Family Tales: The Sisters is a fairly typical hidden object adventure game that doesn’t break the mold in any respect. Its storyline follows a woman’s journey to rescue her twin sister, with said journey taking players through the real world and alternate dimensions via both magical and scientific means. While there’s some good to be found in Family Tales: The Sisters, every positive is offset by one (or more) problems.

Haunted by dreams of a sister in trouble, players take on the role of a young woman on a mission to track down her sister, a woman with special abilities who has been haunted with dreams of her own. The game’s supernatural theme is ever-present, as the lost sister Anna is captured by a dark shadowy mist and transported into another dimension for use by a “Dark Lord” bent on taking over the world. As usual, there’s not enough shock and awe associated with the realization that multiple realities and supernatural phenomena exist, and our hero simply bounces between one dimension and the next with less than adequate emotion.

Family Tales: The Sisters

Dialog is presented solely through text, and there are no sound effects to accompany the experience. This may or may not be a glitch, as the game has a toggle for sound effect volume, but through due diligence, we’ve learned that we’re not the only ones to experience the game without sound effects. Either by bug or by design, this lack of sound effects makes an already average game quite dull and even boring.

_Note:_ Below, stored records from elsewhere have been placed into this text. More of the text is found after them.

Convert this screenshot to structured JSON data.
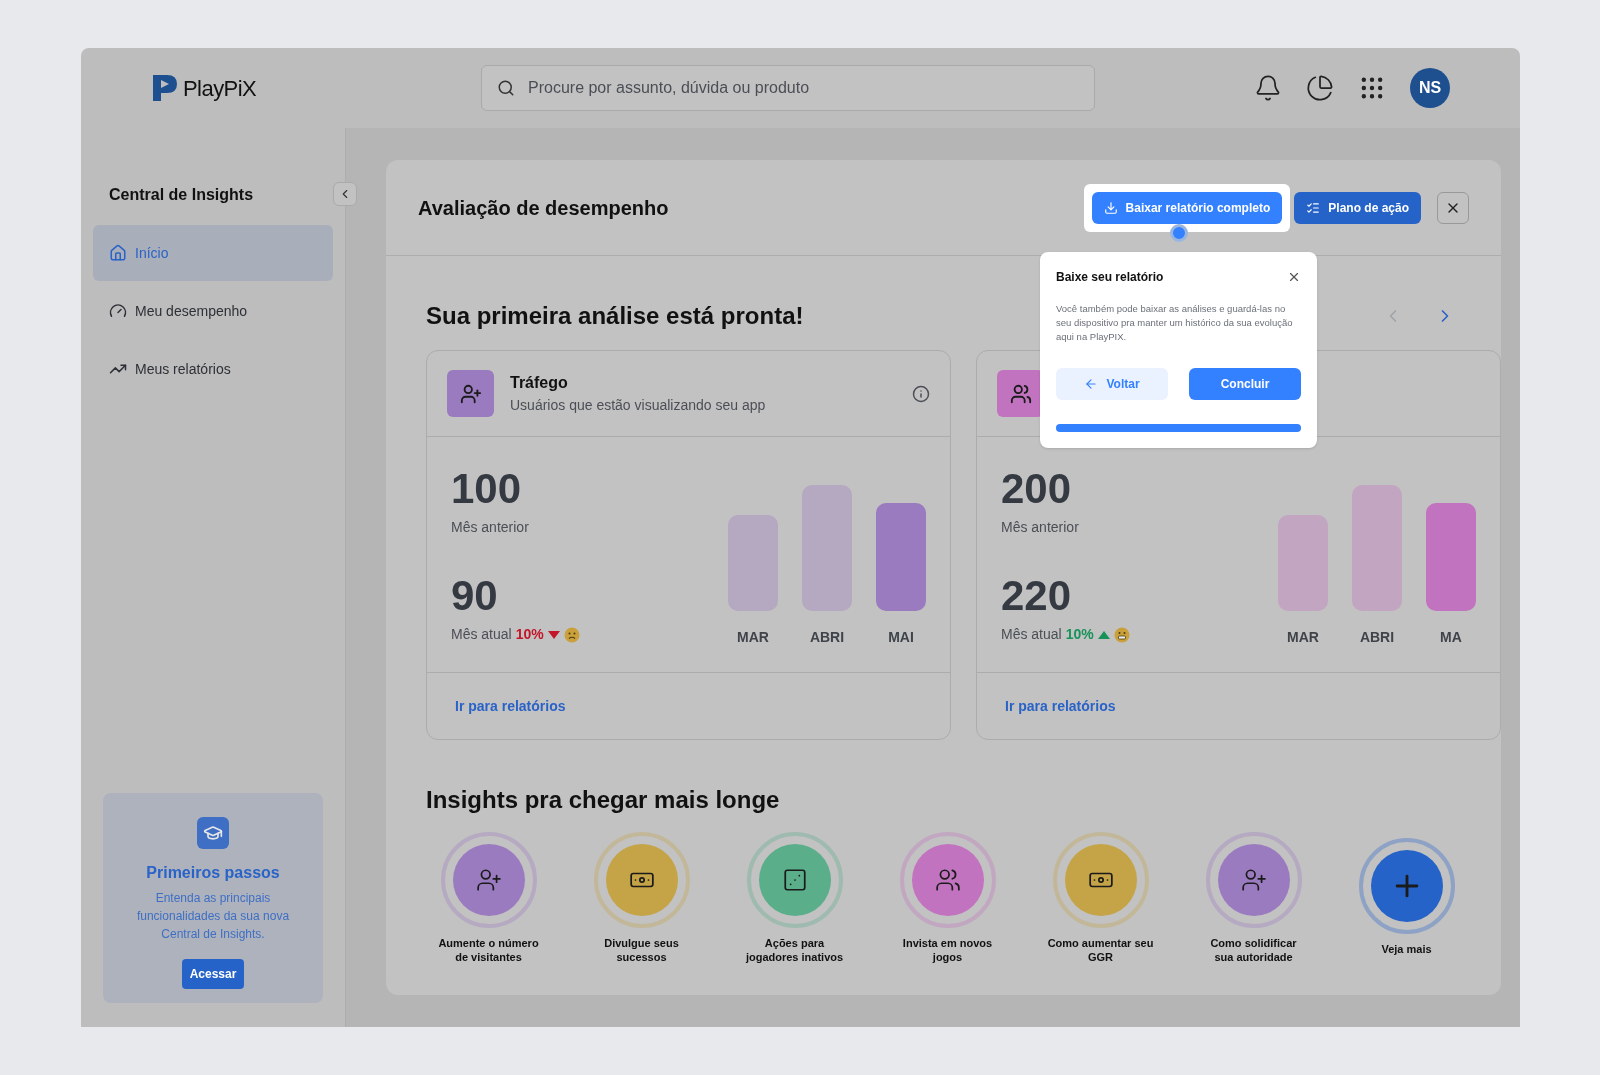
{
  "header": {
    "logo": "PlayPiX",
    "search": {
      "placeholder": "Procure por assunto, dúvida ou produto"
    },
    "avatar": "NS"
  },
  "sidebar": {
    "title": "Central de Insights",
    "items": [
      {
        "label": "Início",
        "kind": "home",
        "selected": true
      },
      {
        "label": "Meu desempenho",
        "kind": "gauge",
        "selected": false
      },
      {
        "label": "Meus relatórios",
        "kind": "trend",
        "selected": false
      }
    ],
    "promo": {
      "title": "Primeiros passos",
      "text": "Entenda as principais funcionalidades da sua nova Central de Insights.",
      "button": "Acessar"
    }
  },
  "page": {
    "title": "Avaliação de desempenho",
    "actions": [
      {
        "label": "Baixar relatório completo",
        "kind": "download",
        "highlighted": true
      },
      {
        "label": "Plano de ação",
        "kind": "plan",
        "highlighted": false
      }
    ]
  },
  "section_title": "Sua primeira análise está pronta!",
  "carousel_arrows": [
    {
      "kind": "prev",
      "disabled": true
    },
    {
      "kind": "next",
      "disabled": false
    }
  ],
  "metric_cards": [
    {
      "kind": "user-plus",
      "color": "#9b7bc0",
      "title": "Tráfego",
      "subtitle": "Usuários que estão visualizando seu app",
      "previous": "100",
      "previous_label": "Mês anterior",
      "current": "90",
      "current_label": "Mês atual",
      "change": "10%",
      "increase": false,
      "months": [
        {
          "label": "MAR",
          "highlighted": false
        },
        {
          "label": "ABRI",
          "highlighted": false
        },
        {
          "label": "MAI",
          "highlighted": true
        }
      ],
      "link": "Ir para relatórios"
    },
    {
      "kind": "users",
      "color": "#c273bf",
      "previous": "200",
      "previous_label": "Mês anterior",
      "current": "220",
      "current_label": "Mês atual",
      "change": "10%",
      "increase": true,
      "months": [
        {
          "label": "MAR",
          "highlighted": false
        },
        {
          "label": "ABRI",
          "highlighted": false
        },
        {
          "label": "MA",
          "highlighted": true
        }
      ],
      "link": "Ir para relatórios"
    }
  ],
  "insights": {
    "title": "Insights pra chegar mais longe",
    "items": [
      {
        "label": "Aumente o número de visitantes",
        "kind": "user-plus",
        "color": "#9b7bc0"
      },
      {
        "label": "Divulgue seus sucessos",
        "kind": "money",
        "color": "#c4a447"
      },
      {
        "label": "Ações para jogadores inativos",
        "kind": "dice",
        "color": "#5aae8a"
      },
      {
        "label": "Invista em novos jogos",
        "kind": "users",
        "color": "#c273bf"
      },
      {
        "label": "Como aumentar seu GGR",
        "kind": "money",
        "color": "#c4a447"
      },
      {
        "label": "Como solidificar sua autoridade",
        "kind": "user-plus",
        "color": "#9b7bc0"
      },
      {
        "label": "Veja mais",
        "kind": "plus",
        "color": "#2563c9"
      }
    ]
  },
  "popover": {
    "title": "Baixe seu relatório",
    "text": "Você também pode baixar as análises e guardá-las no seu dispositivo pra manter um histórico da sua evolução aqui na PlayPIX.",
    "back": "Voltar",
    "done": "Concluir",
    "level": 1
  }
}
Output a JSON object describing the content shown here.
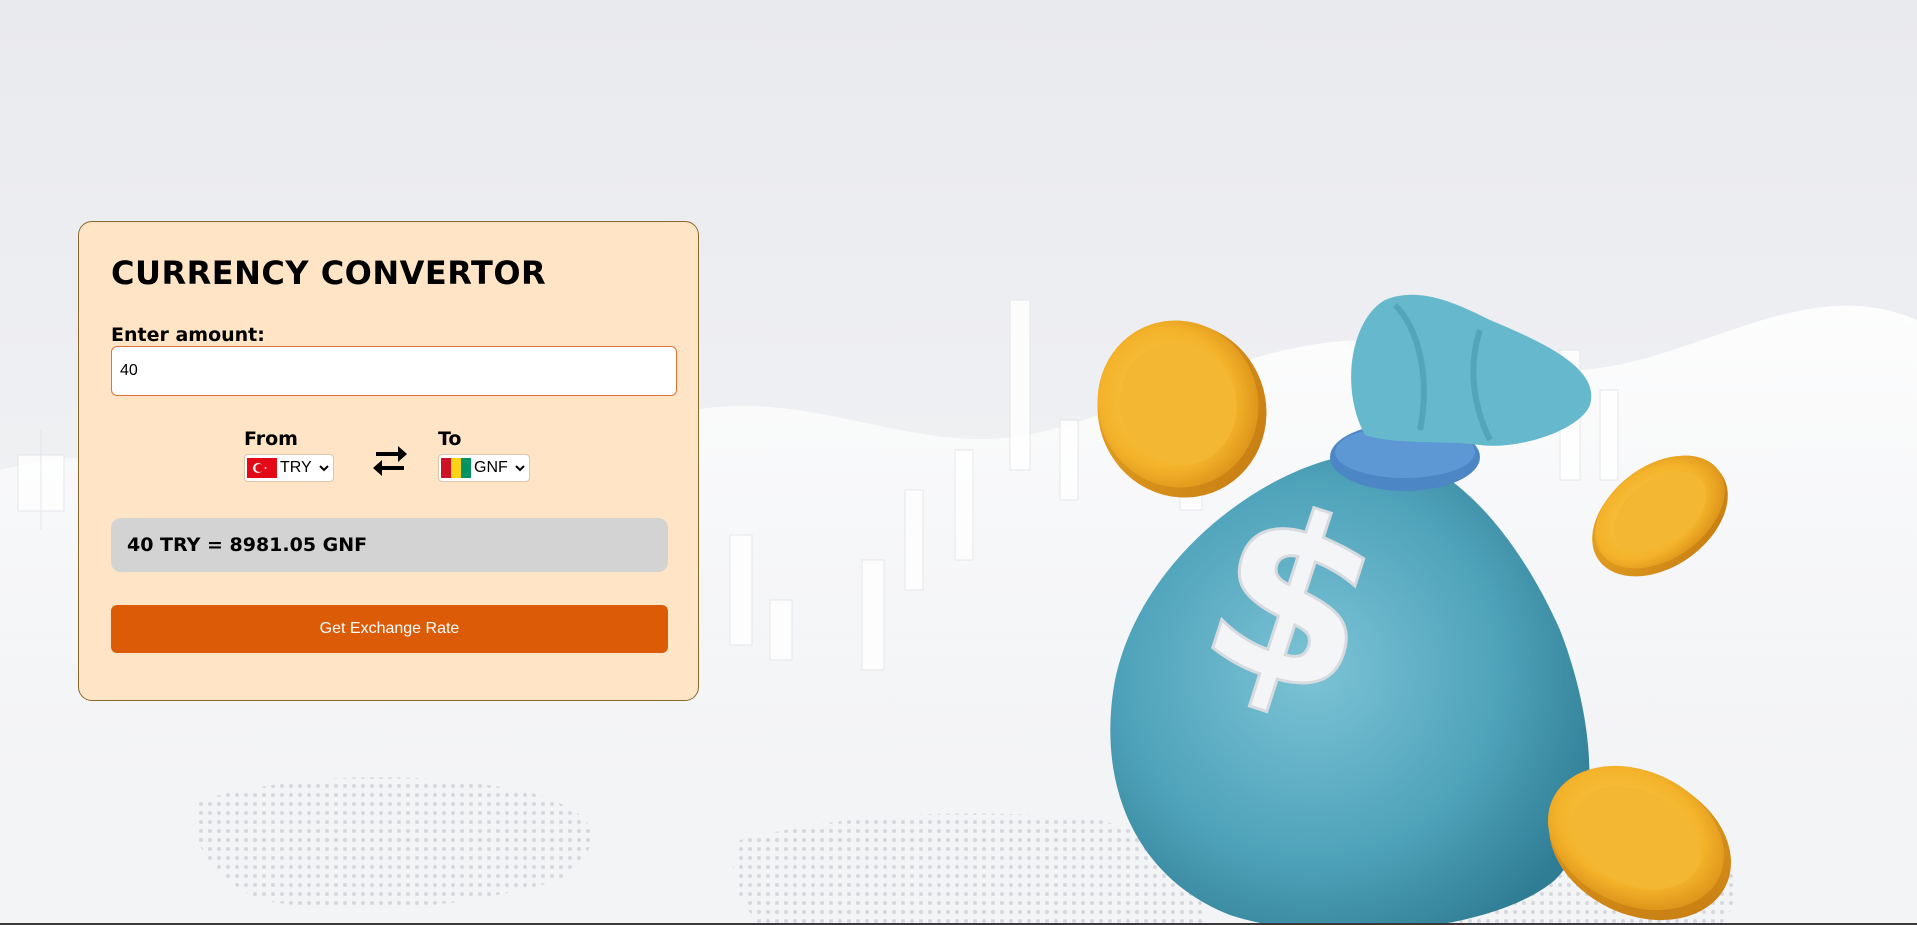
{
  "converter": {
    "title": "CURRENCY CONVERTOR",
    "amount_label": "Enter amount:",
    "amount_value": "40",
    "from": {
      "label": "From",
      "selected": "TRY",
      "flag_icon": "turkey-flag-icon"
    },
    "to": {
      "label": "To",
      "selected": "GNF",
      "flag_icon": "guinea-flag-icon"
    },
    "swap_icon": "swap-arrows-icon",
    "result_text": "40 TRY = 8981.05 GNF",
    "button_label": "Get Exchange Rate"
  },
  "colors": {
    "card_background": "#ffe4c5",
    "card_border": "#8a6a2a",
    "input_border": "#e2703b",
    "result_background": "#d3d3d3",
    "button_background": "#db5b06",
    "button_text": "#ffffff",
    "page_background": "#eceef1"
  },
  "illustration": {
    "icon": "money-bag-with-coins-icon",
    "background": "stock-chart-and-world-map-backdrop"
  }
}
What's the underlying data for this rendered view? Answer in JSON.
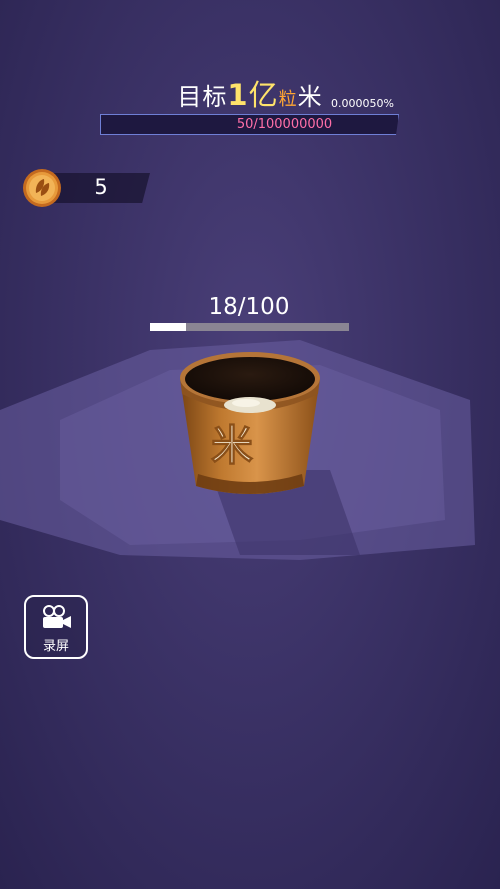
{
  "goal": {
    "prefix": "目标",
    "number": "1",
    "unit_big": "亿",
    "unit_grain": "粒",
    "suffix": "米",
    "percent": "0.000050%",
    "progress_text": "50/100000000",
    "progress_fraction": 5e-07
  },
  "coins": {
    "icon": "coin-seed-icon",
    "value": "5"
  },
  "bucket": {
    "progress_text": "18/100",
    "progress_fraction": 0.18,
    "label": "米",
    "icon": "rice-bucket"
  },
  "record": {
    "icon": "camera-icon",
    "label": "录屏"
  },
  "colors": {
    "background": "#3b3266",
    "goal_highlight": "#ffe36b",
    "grain_orange": "#ffa633",
    "goal_progress_text": "#ff6fa8",
    "bucket_bar_track": "#8a8593",
    "bucket_bar_fill": "#ffffff",
    "bucket_wood": "#b0702a"
  }
}
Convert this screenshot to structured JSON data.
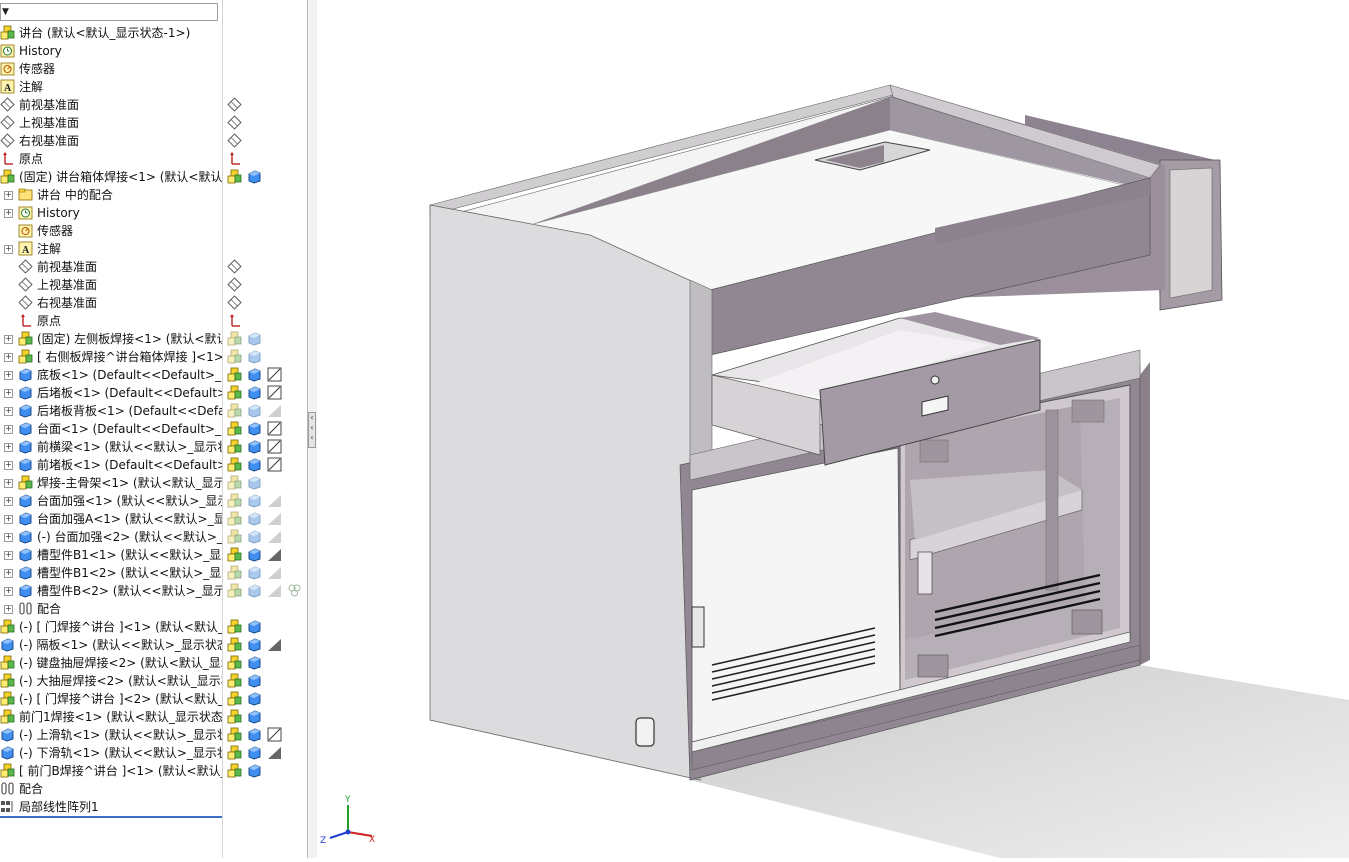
{
  "tree": {
    "rows": [
      {
        "label": "讲台  (默认<默认_显示状态-1>)",
        "indent": 0,
        "icon": "root-assembly-icon",
        "expand": false,
        "status": []
      },
      {
        "label": "History",
        "indent": 0,
        "icon": "history-icon",
        "expand": false,
        "status": []
      },
      {
        "label": "传感器",
        "indent": 0,
        "icon": "sensor-icon",
        "expand": false,
        "status": []
      },
      {
        "label": "注解",
        "indent": 0,
        "icon": "annotation-icon",
        "expand": false,
        "status": []
      },
      {
        "label": "前视基准面",
        "indent": 0,
        "icon": "plane-icon",
        "expand": false,
        "status": [
          "plane-icon"
        ]
      },
      {
        "label": "上视基准面",
        "indent": 0,
        "icon": "plane-icon",
        "expand": false,
        "status": [
          "plane-icon"
        ]
      },
      {
        "label": "右视基准面",
        "indent": 0,
        "icon": "plane-icon",
        "expand": false,
        "status": [
          "plane-icon"
        ]
      },
      {
        "label": "原点",
        "indent": 0,
        "icon": "origin-icon",
        "expand": false,
        "status": [
          "origin-icon"
        ]
      },
      {
        "label": "(固定) 讲台箱体焊接<1> (默认<默认_",
        "indent": 0,
        "icon": "subassembly-icon",
        "expand": false,
        "status": [
          "subassembly-icon",
          "part-icon"
        ]
      },
      {
        "label": "讲台 中的配合",
        "indent": 1,
        "icon": "folder-icon",
        "expand": true,
        "status": []
      },
      {
        "label": "History",
        "indent": 1,
        "icon": "history-icon",
        "expand": true,
        "status": []
      },
      {
        "label": "传感器",
        "indent": 1,
        "icon": "sensor-icon",
        "expand": false,
        "status": []
      },
      {
        "label": "注解",
        "indent": 1,
        "icon": "annotation-icon",
        "expand": true,
        "status": []
      },
      {
        "label": "前视基准面",
        "indent": 1,
        "icon": "plane-icon",
        "expand": false,
        "status": [
          "plane-icon"
        ]
      },
      {
        "label": "上视基准面",
        "indent": 1,
        "icon": "plane-icon",
        "expand": false,
        "status": [
          "plane-icon"
        ]
      },
      {
        "label": "右视基准面",
        "indent": 1,
        "icon": "plane-icon",
        "expand": false,
        "status": [
          "plane-icon"
        ]
      },
      {
        "label": "原点",
        "indent": 1,
        "icon": "origin-icon",
        "expand": false,
        "status": [
          "origin-icon"
        ]
      },
      {
        "label": "(固定) 左侧板焊接<1> (默认<默认",
        "indent": 1,
        "icon": "subassembly-icon",
        "expand": true,
        "status": [
          "subassembly-faded-icon",
          "part-faded-icon"
        ]
      },
      {
        "label": "[ 右侧板焊接^讲台箱体焊接 ]<1>",
        "indent": 1,
        "icon": "subassembly-icon",
        "expand": true,
        "status": [
          "subassembly-faded-icon",
          "part-faded-icon"
        ]
      },
      {
        "label": "底板<1> (Default<<Default>_Ph",
        "indent": 1,
        "icon": "part-icon",
        "expand": true,
        "status": [
          "subassembly-icon",
          "part-icon",
          "drawing-icon"
        ]
      },
      {
        "label": "后堵板<1> (Default<<Default>_",
        "indent": 1,
        "icon": "part-icon",
        "expand": true,
        "status": [
          "subassembly-icon",
          "part-icon",
          "drawing-icon"
        ]
      },
      {
        "label": "后堵板背板<1> (Default<<Defau",
        "indent": 1,
        "icon": "part-icon",
        "expand": true,
        "status": [
          "subassembly-faded-icon",
          "part-faded-icon",
          "sheet-faded-icon"
        ]
      },
      {
        "label": "台面<1> (Default<<Default>_Ph",
        "indent": 1,
        "icon": "part-icon",
        "expand": true,
        "status": [
          "subassembly-icon",
          "part-icon",
          "drawing-icon"
        ]
      },
      {
        "label": "前横梁<1> (默认<<默认>_显示状",
        "indent": 1,
        "icon": "part-icon",
        "expand": true,
        "status": [
          "subassembly-icon",
          "part-icon",
          "drawing-icon"
        ]
      },
      {
        "label": "前堵板<1> (Default<<Default>_",
        "indent": 1,
        "icon": "part-icon",
        "expand": true,
        "status": [
          "subassembly-icon",
          "part-icon",
          "drawing-icon"
        ]
      },
      {
        "label": "焊接-主骨架<1> (默认<默认_显示",
        "indent": 1,
        "icon": "subassembly-icon",
        "expand": true,
        "status": [
          "subassembly-faded-icon",
          "part-faded-icon"
        ]
      },
      {
        "label": "台面加强<1> (默认<<默认>_显示",
        "indent": 1,
        "icon": "part-icon",
        "expand": true,
        "status": [
          "subassembly-faded-icon",
          "part-faded-icon",
          "sheet-faded-icon"
        ]
      },
      {
        "label": "台面加强A<1> (默认<<默认>_显",
        "indent": 1,
        "icon": "part-icon",
        "expand": true,
        "status": [
          "subassembly-faded-icon",
          "part-faded-icon",
          "sheet-faded-icon"
        ]
      },
      {
        "label": "(-) 台面加强<2> (默认<<默认>_显",
        "indent": 1,
        "icon": "part-icon",
        "expand": true,
        "status": [
          "subassembly-faded-icon",
          "part-faded-icon",
          "sheet-faded-icon"
        ]
      },
      {
        "label": "槽型件B1<1> (默认<<默认>_显示",
        "indent": 1,
        "icon": "part-icon",
        "expand": true,
        "status": [
          "subassembly-icon",
          "part-icon",
          "sheet-icon"
        ]
      },
      {
        "label": "槽型件B1<2> (默认<<默认>_显示",
        "indent": 1,
        "icon": "part-icon",
        "expand": true,
        "status": [
          "subassembly-faded-icon",
          "part-faded-icon",
          "sheet-faded-icon"
        ]
      },
      {
        "label": "槽型件B<2> (默认<<默认>_显示",
        "indent": 1,
        "icon": "part-icon",
        "expand": true,
        "status": [
          "subassembly-faded-icon",
          "part-faded-icon",
          "sheet-faded-icon",
          "pattern-faded-icon"
        ]
      },
      {
        "label": "配合",
        "indent": 1,
        "icon": "mates-icon",
        "expand": true,
        "status": []
      },
      {
        "label": "(-) [ 门焊接^讲台 ]<1> (默认<默认_显",
        "indent": 0,
        "icon": "subassembly-icon",
        "expand": false,
        "status": [
          "subassembly-icon",
          "part-icon"
        ]
      },
      {
        "label": "(-) 隔板<1> (默认<<默认>_显示状态",
        "indent": 0,
        "icon": "part-icon",
        "expand": false,
        "status": [
          "subassembly-icon",
          "part-icon",
          "sheet-icon"
        ]
      },
      {
        "label": "(-) 键盘抽屉焊接<2> (默认<默认_显示",
        "indent": 0,
        "icon": "subassembly-icon",
        "expand": false,
        "status": [
          "subassembly-icon",
          "part-icon"
        ]
      },
      {
        "label": "(-) 大抽屉焊接<2> (默认<默认_显示状",
        "indent": 0,
        "icon": "subassembly-icon",
        "expand": false,
        "status": [
          "subassembly-icon",
          "part-icon"
        ]
      },
      {
        "label": "(-) [ 门焊接^讲台 ]<2> (默认<默认_显",
        "indent": 0,
        "icon": "subassembly-icon",
        "expand": false,
        "status": [
          "subassembly-icon",
          "part-icon"
        ]
      },
      {
        "label": "前门1焊接<1> (默认<默认_显示状态-",
        "indent": 0,
        "icon": "subassembly-icon",
        "expand": false,
        "status": [
          "subassembly-icon",
          "part-icon"
        ]
      },
      {
        "label": "(-) 上滑轨<1> (默认<<默认>_显示状",
        "indent": 0,
        "icon": "part-icon",
        "expand": false,
        "status": [
          "subassembly-icon",
          "part-icon",
          "drawing-icon"
        ]
      },
      {
        "label": "(-) 下滑轨<1> (默认<<默认>_显示状",
        "indent": 0,
        "icon": "part-icon",
        "expand": false,
        "status": [
          "subassembly-icon",
          "part-icon",
          "sheet-icon"
        ]
      },
      {
        "label": "[ 前门B焊接^讲台 ]<1> (默认<默认_显",
        "indent": 0,
        "icon": "subassembly-icon",
        "expand": false,
        "status": [
          "subassembly-icon",
          "part-icon"
        ]
      },
      {
        "label": "配合",
        "indent": 0,
        "icon": "mates-icon",
        "expand": false,
        "status": []
      },
      {
        "label": "局部线性阵列1",
        "indent": 0,
        "icon": "pattern-icon",
        "expand": false,
        "status": []
      }
    ]
  },
  "viewport": {
    "triad": {
      "x": "X",
      "y": "Y",
      "z": "Z"
    }
  }
}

Family Tales: The Sisters comes with lots of hidden object scenes to complete (some more than once), and there are multiple methods for completing some scenes. Some are standard interactive scenes focusing on items on text-based lists, while others are interactive silhouette scenes, asking you to find one item based on its shadow, and then use that item to find another, and continue on in a cyclic pattern until you’ve used all of the found items to complete the scene. These scenes are especially challenging given the game’s mostly dark graphics, and the fact that players aren’t given a starting point. You’re simply left to scrounge the area looking for any of the shadowy items, hoping that particular item is the right one to start the pattern of actions.

Puzzles are similarly flawed, as those that aren’t standard tile swapping or rotation puzzles often lack enough instructions to be easily solved. There are plenty of puzzles to complete, however, so players that can handle a bit of challenge are actually in for a treat here. It’s just unfortunate that the game doesn’t offer more help for those with less patience.

Family Tales: The Sisters

Family Tales: The Sisters comes with three difficulty settings, a hint meter that’s quite helpful (and charges quite quickly on the easiest setting), but no map to help players navigate. Thankfully, most of the game is split into chunks of environments that limit backtracking. At the same time, some items are used in unconventional ways, and there are some click recognition issues that find you clicking on an item more than once before finding the “sweet spot” to trigger an action.

Ultimately, Family Tales: The Sisters suffers from its lack of in-depth instructions, lack of sound effects and voice acting, and overall lack of polish. Some of the environments are quite pretty and uniquely designed, but the character models are rather lifeless and the whole game is left feeling pretty bland. There’s nothing here that we haven’t seen before in more entertaining packages, so only the most diehard of genre fanatics should invest the money here.